İnsan yaşamını sürdürebilmesi için devamlı olarak oksijene ihtiyaç duyar. Kişi, ne kadar güçlü bir bünyeye sahip olursa olsun hiçbir durumda oksijensiz yaşayamaz. Herkes, her an soluk almaya muhtaçtır. Kullarını yaratan, tüm ihtiyaçlarını bilen ve herbirine uygun nimetler bahşeden Allah'u Teala yaşamlarını sürdürebilmeleri için gereken oksijeni mahlukatının kullanımına fotosentez yoluyla sunmuştur. de olduğu gibi herşeyi tam bir uyum içerisinde yaratmıştır. Yaratılıştaki bu uyum Mülk suresinin 3. ayetinde şu şekilde açıklanıyor;
O, biri diğeriyle 'tam bir uyum' (mutabakat) içinde yedi gök yaratmış olandır. Rahman (olan Allah)'ın yaratmasında hiç bir 'çelişki ve uygunsuzluk' (tefavüt) göremezsin. İşte gözü(nü) çevirip-gezdir; herhangi bir çatlaklık (bozukluk ve çarpıklık) görüyor musun?
Fotosentez, en basit ve açık tanımıyla ; karbondioksidin, bitki tarafından güneş ışığının etkisiyle parçalanması ve tüm canlıların tenefüs edebileceği oksijenin açığa çıkarılması olayıdır. Bu aslında anlatımı çok kolay, fakat laboratuarlarda yapılmasıda bir o kadar zor olan kimyasal bir olaydır. Halbuki Rabbimizin lütfuyla tüm bitkilerin, " yorulmadan, belli bir eğitime tabi olmadan, doğal olarak ayrıştırdığı oksijen" Allah'u Teala'nın biz kullarına üzerinde derin derin düşünmeleri için yarattığı bir ayettir.

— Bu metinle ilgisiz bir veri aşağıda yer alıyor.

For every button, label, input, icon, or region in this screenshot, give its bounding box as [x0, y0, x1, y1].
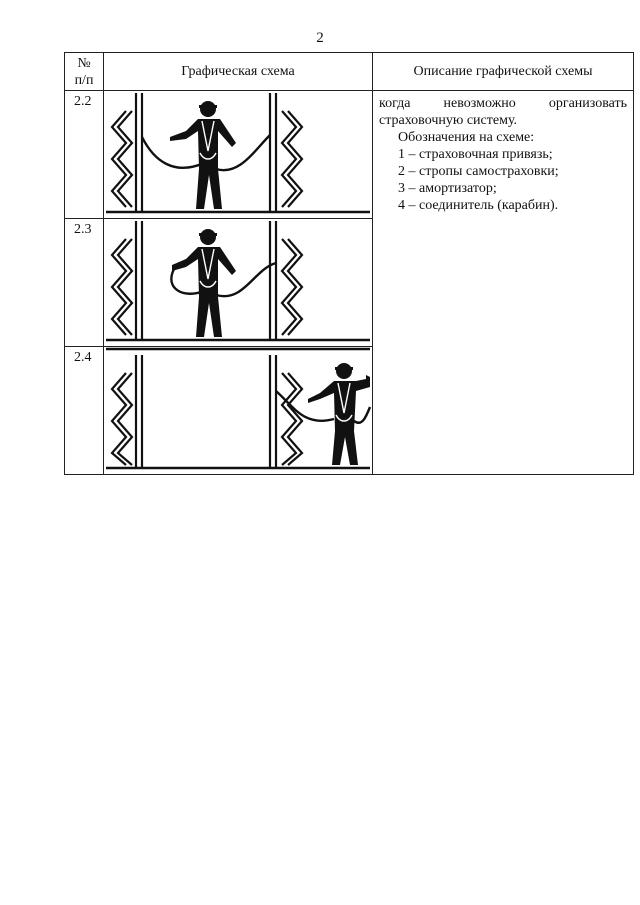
scheme-figure-2-2 — [104, 91, 373, 219]
row-number-2-4: 2.4 — [65, 347, 104, 475]
legend-title: Обозначения на схеме: — [398, 130, 535, 145]
legend-item: 1 – страховочная привязь; — [398, 147, 553, 162]
schemes-table — [64, 52, 634, 475]
scheme-figure-2-4 — [104, 347, 373, 475]
legend-item: 3 – амортизатор; — [398, 181, 497, 196]
header-number — [65, 53, 104, 91]
description-line-2: страховочную систему. — [379, 113, 518, 128]
description-cell — [373, 91, 634, 475]
worker-scheme-2-4-image — [104, 347, 372, 474]
header-number-label: № п/п — [74, 55, 94, 88]
worker-scheme-2-2-image — [104, 91, 372, 218]
legend-item: 2 – стропы самостраховки; — [398, 164, 559, 179]
row-number-2-3: 2.3 — [65, 219, 104, 347]
legend-item: 4 – соединитель (карабин). — [398, 198, 559, 213]
scheme-figure-2-3 — [104, 219, 373, 347]
worker-scheme-2-3-image — [104, 219, 372, 346]
header-scheme: Графическая схема — [104, 53, 373, 91]
table-row — [65, 91, 634, 219]
header-description: Описание графической схемы — [373, 53, 634, 91]
page-number: 2 — [316, 30, 324, 46]
row-number-2-2: 2.2 — [65, 91, 104, 219]
description-line-1: когда невозможно организовать — [379, 96, 627, 111]
table-header-row — [65, 53, 634, 91]
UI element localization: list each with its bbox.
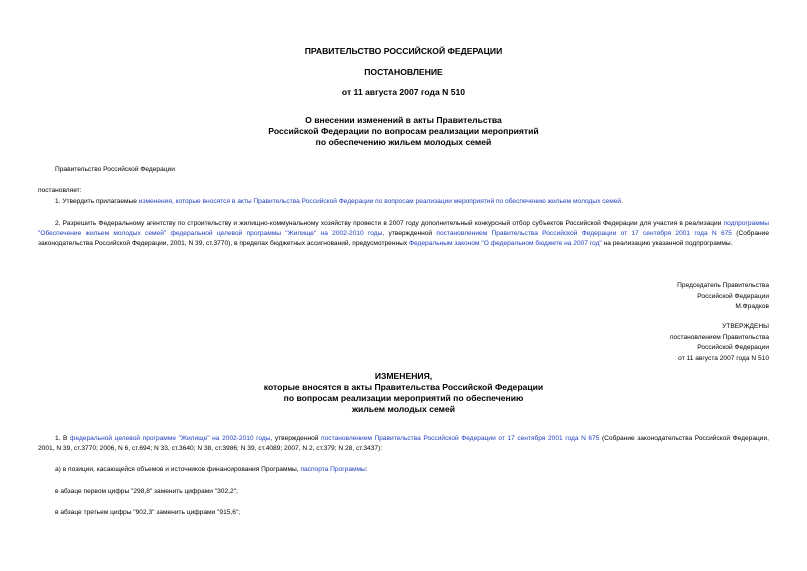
signature-name: М.Фрадков xyxy=(735,303,769,310)
changes-title-line: которые вносятся в акты Правительства Российской Федерации xyxy=(263,382,544,392)
document-title-line: по обеспечению жильем молодых семей xyxy=(315,137,492,147)
federal-budget-law-link[interactable]: Федеральным законом "О федеральном бюджете на 2007 год" xyxy=(408,240,602,247)
subprogram-link[interactable]: подпрограммы "Обеспечение жильем молодых семей" федеральной целевой программы "Жилище" на 2002-2010 годы xyxy=(38,220,769,237)
changes-title-line: ИЗМЕНЕНИЯ, xyxy=(374,371,433,381)
paragraph-1-text: 1. Утвердить прилагаемые xyxy=(55,198,139,205)
signature-position: Председатель Правительства xyxy=(677,282,769,289)
document-title-line: О внесении изменений в акты Правительства xyxy=(305,115,502,125)
document-type: ПОСТАНОВЛЕНИЕ xyxy=(364,67,443,77)
document-date: от 11 августа 2007 года N 510 xyxy=(341,87,466,97)
paragraph-2-text: , утвержденной xyxy=(382,230,437,237)
program-passport-link[interactable]: паспорта Программы xyxy=(300,466,366,473)
amendment-line-first: в абзаце первом цифры "298,8" заменить цифрами "302,2"; xyxy=(55,488,238,495)
resolution-675-link[interactable]: постановлением Правительства Российской Федерации от 17 сентября 2001 года N 675 xyxy=(321,435,600,442)
changes-title-line: жильем молодых семей xyxy=(351,404,456,414)
changes-item-1 xyxy=(38,434,769,454)
subitem-a-text: а) в позиции, касающейся объемов и источников финансирования Программы, xyxy=(55,466,301,473)
housing-program-link[interactable]: федеральной целевой программе "Жилище" на 2002-2010 годы xyxy=(70,435,271,442)
signature-position: Российской Федерации xyxy=(697,292,769,300)
paragraph-2-text: 2. Разрешить Федеральному агентству по строительству и жилищно-коммунальному хозяйству провести в 2007 году дополнительный конкурсный отбор субъектов Российской Федерации для участия в реализации xyxy=(55,220,724,227)
decrees-word: постановляет: xyxy=(38,187,82,194)
approval-block xyxy=(670,322,769,364)
resolution-675-link[interactable]: постановлением Правительства Российской Федерации от 17 сентября 2001 года N 675 xyxy=(436,230,732,237)
paragraph-2 xyxy=(38,219,769,249)
paragraph-2-text: на реализацию указанной подпрограммы. xyxy=(601,240,733,247)
changes-link[interactable]: изменения, которые вносятся в акты Правительства Российской Федерации по вопросам реализации мероприятий по обеспечению жильем молодых семей xyxy=(138,198,622,205)
item-1-text: , утвержденной xyxy=(270,435,322,442)
changes-title-line: по вопросам реализации мероприятий по обеспечению xyxy=(283,393,524,403)
document-title xyxy=(0,115,807,148)
item-1-text: 1. В xyxy=(55,435,71,442)
signature-block xyxy=(677,281,769,313)
issuing-authority: Правительство Российской Федерации xyxy=(55,166,175,173)
approval-line: постановлением Правительства xyxy=(669,333,769,341)
approval-date: от 11 августа 2007 года N 510 xyxy=(678,354,769,362)
document-title-line: Российской Федерации по вопросам реализации мероприятий xyxy=(268,126,539,136)
approval-heading: УТВЕРЖДЕНЫ xyxy=(722,323,769,330)
changes-title xyxy=(0,371,807,415)
paragraph-1 xyxy=(38,197,769,207)
subitem-a-text: : xyxy=(365,466,368,473)
paragraph-2-text: (Собрание законодательства Российской Федерации, 2001, N 39, ст.3770), в пределах бюджетных ассигнований, предусмотренных xyxy=(38,230,769,247)
amendment-line-third: в абзаце третьем цифры "902,3" заменить цифрами "915,6"; xyxy=(55,509,241,516)
subitem-a xyxy=(55,465,769,475)
government-heading: ПРАВИТЕЛЬСТВО РОССИЙСКОЙ ФЕДЕРАЦИИ xyxy=(304,46,503,56)
approval-line: Российской Федерации xyxy=(697,344,769,351)
paragraph-1-end: . xyxy=(621,198,623,205)
item-1-text: (Собрание законодательства Российской Федерации, 2001, N 39, ст.3770; 2006, N 6, ст.694; N 33, ст.3640; N 38, ст.3986; N 39, ст.4089; 2007, N 2, ст.379; N 28, ст.3437): xyxy=(38,435,769,452)
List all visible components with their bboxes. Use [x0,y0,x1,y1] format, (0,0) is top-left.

Ayrıca sağlıklı soluk alabilmemiz için yalnızca bitkilerin ve bazı bakterilerin oksijen üretmesi yeterli değildir, aynı zamanda oksijen oranının da mutlaka sabit kalması gerekmektedir;
atmosferdeki oksijen oranı %21'i geçerse hücrelerin yanmasına neden olur, eğer bu oran daha az olsaydı, bu sefer gıdalarımızın enrjiye çevrilmesi mümkün olmayacaktı. Atmosferdeki %21'lik oksijen oranı, tam bir düzen içinde yaratılmış olan dünyanın ideal sınırıdır.
Bediüzzaman Said Nursi'nin de değindiği gibi kainattaki herşey nihayetsiz bir hikmet ile hareket ediyor. "Herşeyin sanatında nihayetsiz derecede intizam bulunması gösterir ki; nihayetsiz bir hikmet ile iş görülüyor." (Sözler, s.68)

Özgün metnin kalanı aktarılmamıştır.